The beginning of a new year is a great time for employers to reflect on their benefits plans and take steps to get in ahead of potential challenges.
Here are four ways to set the benefits year off on a good foot:
1. Review the company’s benefits philosophy
Every organization should have a philosophy that drives the design and structure of the plan, as well as decision-making about direction and business exceptions. Employers should review the benefits philosophy periodically to ensure its tenets are still relevant to the organization as it changes and evolves over time, and that the plan still matches that philosophy.
Questions to ask include:
- Does the program align with the organization’s intentions in terms of what and who is covered?
- Is the philosophy addressing organizational challenges, such as rising disability costs due to mental-health issues, high turnover or low employee engagement?

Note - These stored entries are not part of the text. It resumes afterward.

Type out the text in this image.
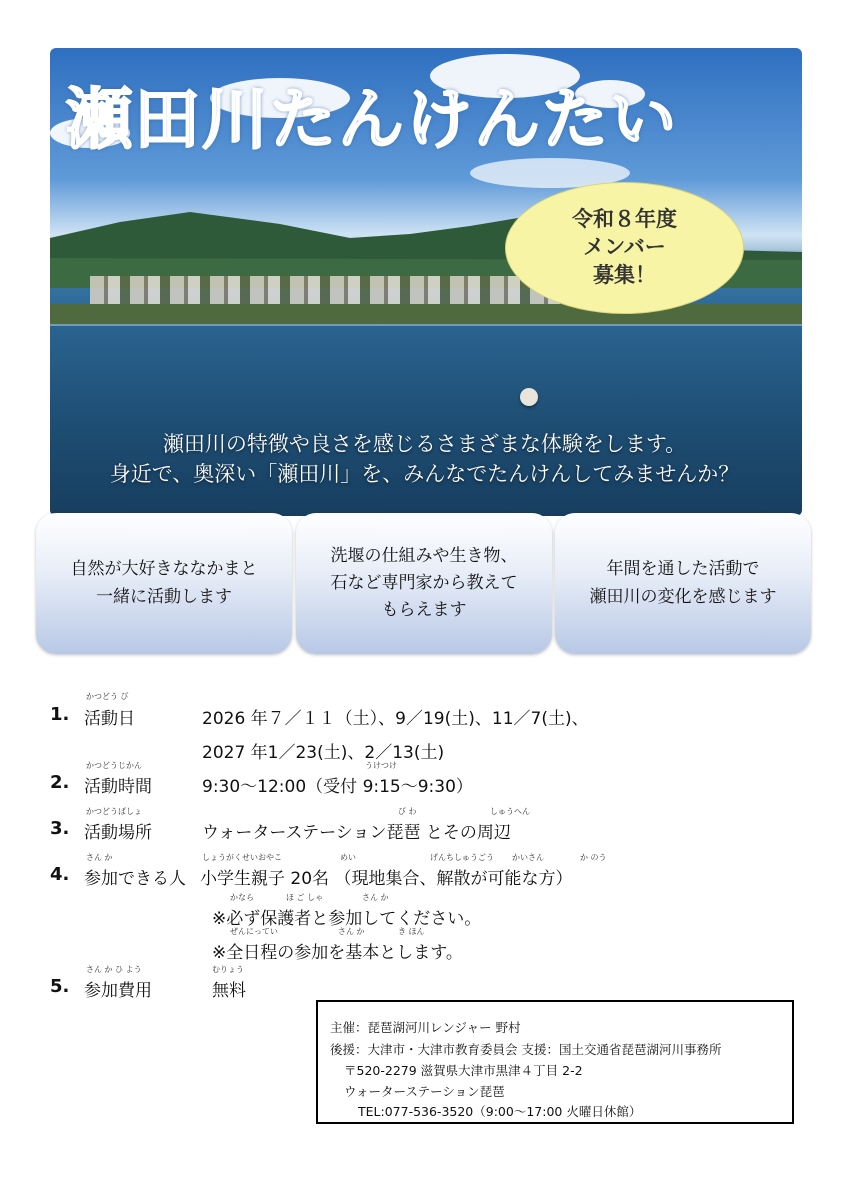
瀬田川たんけんたい
令和８年度
メンバー
募集！
瀬田川の特徴や良さを感じるさまざまな体験をします。
身近で、奥深い「瀬田川」を、みんなでたんけんしてみませんか？
自然が大好きななかまと
一緒に活動します
洗堰の仕組みや生き物、
石など専門家から教えて
もらえます
年間を通した活動で
瀬田川の変化を感じます
かつどう び
1. 活動日	2026 年７／１１（土）、9／19(土)、11／7(土)、
2027 年1／23(土)、2／13(土)
かつどうじかん	うけつけ
2. 活動時間	9:30～12:00（受付 9:15～9:30）
かつどうばしょ	び わ	しゅうへん
3. 活動場所	ウォーターステーション琵琶 とその周辺
さん か	しょうがくせいおやこ	めい	げんちしゅうごう かいさん	か のう
4. 参加できる人 小学生親子 20名 （現地集合、解散が可能な方）
かなら	ほ ご しゃ	さん か
※必ず保護者と参加してください。
ぜんにってい	さん か	き ほん
※全日程の参加を基本とします。
さん か ひ よう	むりょう
5. 参加費用	無料
主催：琵琶湖河川レンジャー 野村
後援：大津市・大津市教育委員会 支援：国土交通省琵琶湖河川事務所
〒520-2279 滋賀県大津市黒津４丁目 2-2
ウォーターステーション琵琶
TEL:077-536-3520（9:00～17:00 火曜日休館）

- What are the projections for growth or reductions in the workforce for the coming year? Does the benefits philosophy still make sense in this context?
A high-level review of why an organization has a benefits program in the first place, and what it’s trying to accomplish, can be a helpful exercise, instructing activity and direction for the coming year.
2. Take stock of wellness.
If wellness is an area of focus, take inventory of the elements already in place. This can be especially helpful if parts of the wellness offering are based in different areas of the organization.
While benefits like fitness classes, an onsite gym or an employee assistance program are visible, employers should be considering other offerings as wellness. These include a retirement program that offers financial planning to members, a physical space with areas for meditation or prayer, a safe place to lock up and store bikes, volunteering opportunities and a donation-matching program.
These all fall into the wellness category — and employers should consider this when adding new benefits and assessing the success of current programs.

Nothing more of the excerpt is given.